The ADP allocation may be cut down to Tk 41,600 crore, as per the primary estimate of the finance ministry.
A revised policy has already been issued by the planning ministry on how to cut the ADP size.
The revised ADP will be finalised next month and at that time, according to a finance ministry official, the ADP cut may be more than the primary estimate due to increasing expenditure on subsidy.
The current fiscal year's ADP size was highly ambitious in the context of the government's capacity for expenditure and mobilising resources.
As per the planning ministry statistics, in the first four months of the current fiscal year only 15 percent of the total ADP allocation-- 21 percent of the local component and 7 percent of the foreign funding-- has been spent.
Though the implementation of ADP projects is low, the government's bank borrowing has been increasing day by day. The government in about five months until November 29 borrowed Tk 19,866 crore from banks, which is around Tk 1,000 crore more than the target set for the whole year.

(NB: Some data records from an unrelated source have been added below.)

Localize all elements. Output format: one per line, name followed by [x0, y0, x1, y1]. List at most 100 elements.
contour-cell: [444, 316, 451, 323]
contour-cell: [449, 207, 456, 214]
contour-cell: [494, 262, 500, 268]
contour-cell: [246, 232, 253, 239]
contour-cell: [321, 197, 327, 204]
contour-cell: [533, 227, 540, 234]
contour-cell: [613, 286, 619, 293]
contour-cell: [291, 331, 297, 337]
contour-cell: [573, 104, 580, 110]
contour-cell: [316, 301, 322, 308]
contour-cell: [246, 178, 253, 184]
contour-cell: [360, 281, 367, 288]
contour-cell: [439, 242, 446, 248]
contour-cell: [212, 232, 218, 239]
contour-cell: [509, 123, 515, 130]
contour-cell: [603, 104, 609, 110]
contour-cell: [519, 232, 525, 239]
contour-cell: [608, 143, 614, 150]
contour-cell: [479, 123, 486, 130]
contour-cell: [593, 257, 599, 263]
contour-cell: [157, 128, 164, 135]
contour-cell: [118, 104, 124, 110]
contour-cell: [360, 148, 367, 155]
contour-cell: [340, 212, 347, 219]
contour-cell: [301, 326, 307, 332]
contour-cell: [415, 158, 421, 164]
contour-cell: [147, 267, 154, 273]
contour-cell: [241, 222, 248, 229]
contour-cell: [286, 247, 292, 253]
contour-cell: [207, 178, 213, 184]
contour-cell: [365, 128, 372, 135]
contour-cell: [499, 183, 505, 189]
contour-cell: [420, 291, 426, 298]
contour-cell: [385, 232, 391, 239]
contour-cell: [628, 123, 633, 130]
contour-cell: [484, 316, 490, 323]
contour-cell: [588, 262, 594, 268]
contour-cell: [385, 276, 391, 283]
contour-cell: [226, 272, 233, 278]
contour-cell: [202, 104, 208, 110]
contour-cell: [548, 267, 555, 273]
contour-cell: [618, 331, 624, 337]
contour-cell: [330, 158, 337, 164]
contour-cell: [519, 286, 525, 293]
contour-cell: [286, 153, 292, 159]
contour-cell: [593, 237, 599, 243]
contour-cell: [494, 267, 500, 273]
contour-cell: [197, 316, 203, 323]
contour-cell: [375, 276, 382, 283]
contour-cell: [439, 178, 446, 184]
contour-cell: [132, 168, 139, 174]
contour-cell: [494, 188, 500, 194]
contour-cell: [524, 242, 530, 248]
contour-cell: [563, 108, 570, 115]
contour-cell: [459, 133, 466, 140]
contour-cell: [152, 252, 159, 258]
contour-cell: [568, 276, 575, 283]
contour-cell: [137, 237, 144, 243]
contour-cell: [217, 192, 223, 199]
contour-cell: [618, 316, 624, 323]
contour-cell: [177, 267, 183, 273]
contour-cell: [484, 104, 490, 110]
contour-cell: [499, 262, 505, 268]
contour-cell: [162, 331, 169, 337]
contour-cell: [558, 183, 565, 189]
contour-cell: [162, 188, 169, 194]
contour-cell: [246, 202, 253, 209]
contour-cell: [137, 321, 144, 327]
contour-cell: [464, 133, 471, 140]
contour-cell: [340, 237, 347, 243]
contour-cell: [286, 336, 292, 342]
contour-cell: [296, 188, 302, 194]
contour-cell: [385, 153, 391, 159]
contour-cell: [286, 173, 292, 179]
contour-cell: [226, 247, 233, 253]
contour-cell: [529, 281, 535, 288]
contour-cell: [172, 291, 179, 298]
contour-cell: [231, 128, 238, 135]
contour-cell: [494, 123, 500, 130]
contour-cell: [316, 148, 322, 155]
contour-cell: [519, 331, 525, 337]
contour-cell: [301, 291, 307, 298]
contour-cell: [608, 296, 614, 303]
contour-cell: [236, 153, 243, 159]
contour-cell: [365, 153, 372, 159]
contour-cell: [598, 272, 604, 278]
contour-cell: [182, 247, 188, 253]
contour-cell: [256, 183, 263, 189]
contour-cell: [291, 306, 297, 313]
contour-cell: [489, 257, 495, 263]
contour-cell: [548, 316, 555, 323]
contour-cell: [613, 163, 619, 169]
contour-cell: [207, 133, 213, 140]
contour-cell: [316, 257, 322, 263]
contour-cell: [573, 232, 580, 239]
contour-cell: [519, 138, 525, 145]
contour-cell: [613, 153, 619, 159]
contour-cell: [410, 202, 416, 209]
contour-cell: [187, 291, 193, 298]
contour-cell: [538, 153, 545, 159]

And about 60 percent of the total borrowing was from the central bank, which caused an increase in inflation in recent times.
A high-level meeting with Finance Minister AMA Muhith in the chair last month agreed to stop financing low priority projects.
In the circular issued last month, the planning ministry said that in the revised ADP, the number of projects has to be kept limited. It also suggested dropping low priority projects.
The circular said the revised ADP would have no unapproved projects without any allocation on its list. The limitation of local resources will have to be considered while finalising the revised projects, it added.
Besides the ADP, the Finance Division has identified some other sectors where the government can cut expenditure. The finance minister may sit with Prime Minister Sheikh Hasina today to discuss this issue.
If she gives her consent to the proposal for expenditure cut, decisions like reducing expenditure on new recruitment and subsidy will be taken, said the finance ministry official.
He said the government had been trying hard to get $1 billion loan from external credit facility to ease the pressure on Balance of Payment (BoP).
A mission of IMF (International Monetary Fund), meanwhile, started discussions with the government from November 30, which will continue for two weeks.
The finance ministry official said one of the main conditions of the IMF mission would be the budget deficit under no circumstances would exceed 5 percent of the GDP (Gross domestic product).
But the finance ministry projected that if the ministries do not cut their demands the budget deficit may cross 6 percent.